The real killer was the wind. Sustained speeds of 50 to 70 mph, with gusts exceeding 100 mph in some areas (notably near Cleveland), whipped the snow into blinding drifts. In Massillon, where I lived at the time, drifts reached 10 to 15 feet high, burying cars, blocking roads, and even covering first-floor windows of homes. Visibility dropped to zero during the storm’s height, creating whiteout conditions that lasted for hours. 12 to 20 inches of snow fell across Northeast Ohio.
Earlier that month, Ohio had already endured a brutal cold snap, with temperatures dipping below -20°F statewide on January 19-20, setting the stage for the blizzard’s impact.
Having lived in the Western states mountains for a few years, I knew mountain blizzards, high winds and lots of deep snow. So I woke up on January 25 and drove to work not thinking much about the blizzard. Some of the secondary road cuts had drifts of snow, but not that bad. My work parking lot was empty which I thought was odd. I went into the building and the guard asked "What are you doing here?" I told him "I'm coming to work." He replied "You can't work today - work is closed. Didn't you hear?" Not being a radio listener or TV watcher, I didn't have a clue. So I went home and enjoyed my day off.
That was back in the old days when there were real winters. 😂😂😂👍
January 19th 1977 it snowed in Miami. I worked late at the University and I had an old mustang with no working heater. I drove home after dark with the snow hitting the windshield and no heat. I was never so glad to get home. 😏
Yeah- that is kind of an important detail. Thanks.
Temperatures in Missouri for the 2-week period, February 6-19, 2021, averaged more than 20 degrees below normal with a statewide average temperature of 10.2°F.
That sucked.
It got down to -15°-ish one night. My old Gen2 5.9 Cummins turbo diesel truck stuck an injector nozzle and hydro-locked the engine about half an hour after I started it up the next morning.
The walk home while wearing office clothes was, shall we say, exhilarating...
I remember that one. I remember them calling out the Ohio National Guard to deploy tracked M113 armored personnel carriers to rescue people trapped in cars on I-75 and such. I would have been down here in GA, actually working not far from where I am sitting now.

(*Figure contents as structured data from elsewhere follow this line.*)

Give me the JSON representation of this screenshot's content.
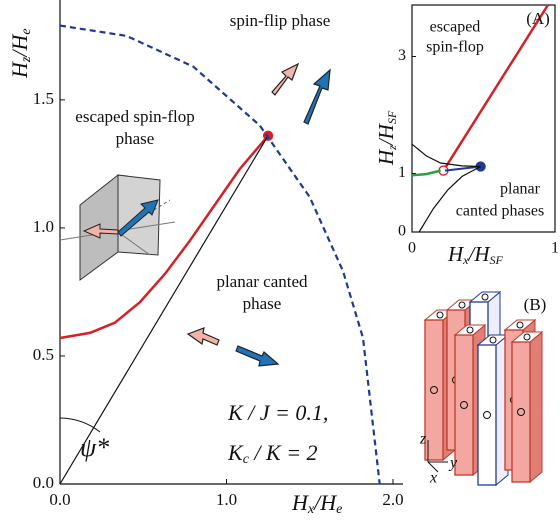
{
  "chart_data": [
    {
      "type": "line",
      "xlabel": [
        "H",
        "x",
        "/H",
        "e"
      ],
      "ylabel": [
        "H",
        "z",
        "/H",
        "e"
      ],
      "xlim": [
        0,
        2.0
      ],
      "ylim": [
        0,
        1.89
      ],
      "xticks": [
        {
          "value": 0,
          "label": "0.0"
        },
        {
          "value": 1,
          "label": "1.0"
        },
        {
          "value": 2,
          "label": "2.0"
        }
      ],
      "yticks": [
        {
          "value": 0,
          "label": "0.0"
        },
        0.5,
        {
          "value": 1,
          "label": "1.0"
        },
        1.5
      ],
      "grid": false,
      "series": [
        {
          "color": "#d42027",
          "width": 2.5,
          "dash": false,
          "marker": {
            "at": "last",
            "fill": "#d42027"
          },
          "x": [
            0,
            0.18,
            0.33,
            0.48,
            0.63,
            0.78,
            0.93,
            1.08,
            1.25
          ],
          "values": [
            0.57,
            0.59,
            0.63,
            0.71,
            0.82,
            0.95,
            1.09,
            1.23,
            1.36
          ]
        },
        {
          "color": "#111111",
          "width": 1.2,
          "dash": false,
          "x": [
            0,
            1.25
          ],
          "values": [
            0,
            1.36
          ]
        },
        {
          "color": "#1f3a93",
          "width": 2.2,
          "dash": true,
          "x": [
            0,
            0.4,
            0.8,
            1.2,
            1.5,
            1.7,
            1.82,
            1.92
          ],
          "values": [
            1.79,
            1.75,
            1.63,
            1.4,
            1.12,
            0.83,
            0.57,
            0
          ]
        }
      ],
      "annotations": [
        "spin-flip phase",
        "escaped spin-flop",
        "phase",
        "planar canted",
        "phase",
        "ψ*",
        "K / J = 0.1,",
        [
          "K",
          "c",
          " / K = 2"
        ]
      ]
    },
    {
      "type": "line",
      "xlabel": [
        "H",
        "x",
        "/H",
        "SF"
      ],
      "ylabel": [
        "H",
        "z",
        "/H",
        "SF"
      ],
      "xlim": [
        0,
        1
      ],
      "ylim": [
        0,
        3.88
      ],
      "xticks": [
        0,
        1
      ],
      "yticks": [
        0,
        1,
        3
      ],
      "grid": false,
      "series": [
        {
          "color": "#d42027",
          "width": 2.5,
          "dash": false,
          "marker": {
            "at": "first",
            "fill": "#ffffff"
          },
          "x": [
            0.22,
            0.95
          ],
          "values": [
            1.05,
            3.88
          ]
        },
        {
          "color": "#2e9e3e",
          "width": 2.5,
          "dash": false,
          "x": [
            0,
            0.1,
            0.2
          ],
          "values": [
            0.97,
            0.99,
            1.05
          ]
        },
        {
          "color": "#1f3a93",
          "width": 2,
          "dash": false,
          "marker": {
            "at": "last",
            "fill": "#1f3a93"
          },
          "x": [
            0.23,
            0.48
          ],
          "values": [
            1.05,
            1.12
          ]
        },
        {
          "color": "#111111",
          "width": 1.2,
          "dash": false,
          "x": [
            0,
            0.1,
            0.2,
            0.35,
            0.48
          ],
          "values": [
            1.5,
            1.3,
            1.18,
            1.13,
            1.12
          ]
        },
        {
          "color": "#111111",
          "width": 1.2,
          "dash": false,
          "x": [
            0.05,
            0.15,
            0.25,
            0.35,
            0.48
          ],
          "values": [
            0,
            0.4,
            0.72,
            0.95,
            1.12
          ]
        }
      ],
      "annotations": [
        "(A)",
        "escaped",
        "spin-flop",
        "planar",
        "canted phases"
      ]
    }
  ],
  "panel_b": {
    "label": "(B)",
    "axes": [
      "z",
      "x",
      "y"
    ]
  }
}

The temperature stayed below -15°F for two weeks straight in St. Louis in the winters of ‘84 and ‘85.
I got snowed-in in Oak Brook with a dead battery and the car rental outfit said to lock the car with the keys in the glovebox and take public transportation to the airport and they’d dig it out later. Which they did, but that winter was brutal.
I was at Mizzou ‘69-’73 and remember a few winters with -15 to -20 overnight temps. It was, shall we say, “exhilarating” walking to an early class.
Most of the country will be going above normal temp-wise next week.
I was a 7-year-old kid that year. The summer before, our family had gone to the beach in Ocean City, MD. Our folks had the old fashioned 8mm film camera and took a few rolls of us on the beach.
Somehow, one of the rolls wasn't developed and was double exposed when we went out to play that winter...so we ended up with movies of us kids building an igloo in our swimming trunks and wading into the ocean with our snow parkas :-)
I wish people would just put that information in right off the bat.
100% agree!
Was thinking this could have been a talk about "Fairbanks, Alaska."
Regards,
I lived in Alaska then; I didn’t notice.
WINTERS
1973 - 1974 was cold - the house creaked all thru January
1975 - 1976 was cold - lots of snow
1976 - 1977 was cold - Ohio River Froze at Cincinnati, people walked on the river between KY and OH
1977 - 1978 was cold - blizzard; High St. Columbus, OH frozen over by 8 inches of ice; OH River froze over again
1978 - 1979 was cold - blizzard in Colorado - Utah - Nevada
1979 - 1980 was cold - lots of snow and ice
I was in the USAF, in Del Rio by golly TX, and it was even cold there too. Yes, the same Del Rio, TX, where all those Haitian invaders, were under the international bridge.